I think the problem of all that mess between scientific, medical communities, patients and companies (business) is informational gap.
ISSCR and its current president Irving Weissman were advised and finally came up with an idea to create an online database, collected data about all “stem cell commercial clinics” around the world. It was proposed a while ago by experts, but where we are now with this web-site? Why is it taking so long to make it? There were a few tables published already in peer-review journals, just pick them up and put them online!
2 days ago I got a email from ISSCR promoting a new web-site Friends of ISSCR:
In 2010, your donation will help fund key initiatives such as:
Unproven Stem Cell Therapies – development of a Web-based resource for patients, advocacy groups, clinicians and associations in evaluating claims of benefit from unproven stem cell therapies…
In 2010? This is my New Year wish!
Well, the community would like to speak, but who will do this? And when? If it depends on our money – go guys, go and donate! We need this database so badly.
So, whom should we blame that the problem persists and is even worsening? I’d like to say that a significant part of this fault should be put on the stem cell community. I’ll tell you why I think so below. Also I’d like to propose what should be done to minimize risks and solve many problems in this tough stem cell tourism question in my opinion.
For stem cell community:
1. Create online database of so-called “offshore stem cell clinics” ASAP! Make it free, searchable, with possibility of discussion and commenting, because it should be a community web-site.

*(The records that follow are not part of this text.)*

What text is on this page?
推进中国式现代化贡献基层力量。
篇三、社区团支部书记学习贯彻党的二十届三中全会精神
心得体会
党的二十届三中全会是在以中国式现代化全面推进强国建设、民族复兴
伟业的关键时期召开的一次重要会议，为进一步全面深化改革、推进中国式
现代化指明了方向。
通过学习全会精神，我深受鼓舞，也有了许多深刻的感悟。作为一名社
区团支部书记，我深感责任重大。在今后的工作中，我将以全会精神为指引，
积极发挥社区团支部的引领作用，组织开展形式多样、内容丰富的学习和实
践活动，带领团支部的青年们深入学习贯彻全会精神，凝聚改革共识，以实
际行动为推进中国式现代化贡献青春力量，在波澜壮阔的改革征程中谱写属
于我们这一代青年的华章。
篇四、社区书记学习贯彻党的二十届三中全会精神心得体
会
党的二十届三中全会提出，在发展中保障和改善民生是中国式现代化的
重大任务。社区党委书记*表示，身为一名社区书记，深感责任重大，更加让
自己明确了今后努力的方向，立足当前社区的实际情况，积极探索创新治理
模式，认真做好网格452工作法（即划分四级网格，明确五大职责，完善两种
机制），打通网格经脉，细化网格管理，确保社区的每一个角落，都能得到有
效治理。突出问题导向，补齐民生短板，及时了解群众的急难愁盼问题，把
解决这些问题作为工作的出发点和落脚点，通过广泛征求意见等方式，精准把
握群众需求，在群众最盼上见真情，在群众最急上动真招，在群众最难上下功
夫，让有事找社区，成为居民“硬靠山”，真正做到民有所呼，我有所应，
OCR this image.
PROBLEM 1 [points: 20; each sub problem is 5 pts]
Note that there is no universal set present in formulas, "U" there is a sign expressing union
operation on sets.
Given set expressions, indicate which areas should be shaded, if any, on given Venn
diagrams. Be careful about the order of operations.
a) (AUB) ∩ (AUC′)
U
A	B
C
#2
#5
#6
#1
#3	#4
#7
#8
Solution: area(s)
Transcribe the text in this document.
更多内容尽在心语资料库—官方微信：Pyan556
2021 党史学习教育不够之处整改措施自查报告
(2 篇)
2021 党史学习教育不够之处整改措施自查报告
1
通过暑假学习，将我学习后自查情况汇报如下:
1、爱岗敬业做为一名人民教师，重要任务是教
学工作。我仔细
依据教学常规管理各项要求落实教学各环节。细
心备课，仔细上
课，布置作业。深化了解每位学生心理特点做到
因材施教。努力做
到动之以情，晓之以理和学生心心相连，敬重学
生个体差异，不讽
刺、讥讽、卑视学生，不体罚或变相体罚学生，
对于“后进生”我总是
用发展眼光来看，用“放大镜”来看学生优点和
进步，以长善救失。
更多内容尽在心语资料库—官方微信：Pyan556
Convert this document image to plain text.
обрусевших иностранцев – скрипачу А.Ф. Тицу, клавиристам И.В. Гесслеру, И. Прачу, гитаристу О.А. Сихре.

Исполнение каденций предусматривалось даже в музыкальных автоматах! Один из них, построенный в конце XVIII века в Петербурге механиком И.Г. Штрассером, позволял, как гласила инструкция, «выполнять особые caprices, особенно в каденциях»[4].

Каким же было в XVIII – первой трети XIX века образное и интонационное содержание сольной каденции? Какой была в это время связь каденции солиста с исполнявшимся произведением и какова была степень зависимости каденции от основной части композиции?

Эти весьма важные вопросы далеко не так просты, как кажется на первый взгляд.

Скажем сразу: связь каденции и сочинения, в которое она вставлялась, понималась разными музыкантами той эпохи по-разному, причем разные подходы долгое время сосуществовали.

2. Widely and aggressively advertise ISSCR Guidelines, Patient Handbook and other related documents by other regulatory bodies using all available channels and social media web-sites. Desperately looking patients should see it easily everywhere on the web – YouTube, Twitter, Facebook…
3. Create a community project (blog), collecting all “bad cases of unproven stem cell therapies”, something like stemcellcomplications.info or celltherapydoesnotwork.info. It will help physicians and patients make a hard decision about a particular clinic.
4. Physicians who ever had experience in sending their patients abroad for unproven stem cell treatment should create a network online and exchange information, experience and opinions about particular clinics. It will save lives and money.
5. All publication in peer-reviewed journals touching this problem should be freely available. If authors need to pay for open access they should do it or the publisher should do it.
For example there are a bunch of great publication on the subject – Selling the Stem Cell Dream or Trading on hope. Great articles, but why aren’t they in open access?
6. Create database of cell therapy clinical trials, which are currently going on around the world. We know that only half of them or even fewer are registered in existent databases such as www.clinicaltrials.gov
7. Create easy-to-use online manual in plain English for patients “How to get enrolled in cell therapy clinical trials” with indication of all available trials around the world.
So far none of the 7 items from my wishlist are done, but I have a hope – at least one should come up in 2010.
1. Educate yourself, spend time to find and read reliable information. There is some, not easy to find but there is. Get independent opinion of experts.
2. Create a community network, exchanging your positive or negative experiencies with stem cell treatment abroad. Something like: http://www.patientslikeme.com/ or CareCure it will be a huge help for future seekers.
What is your thoughts about stem cell tourism?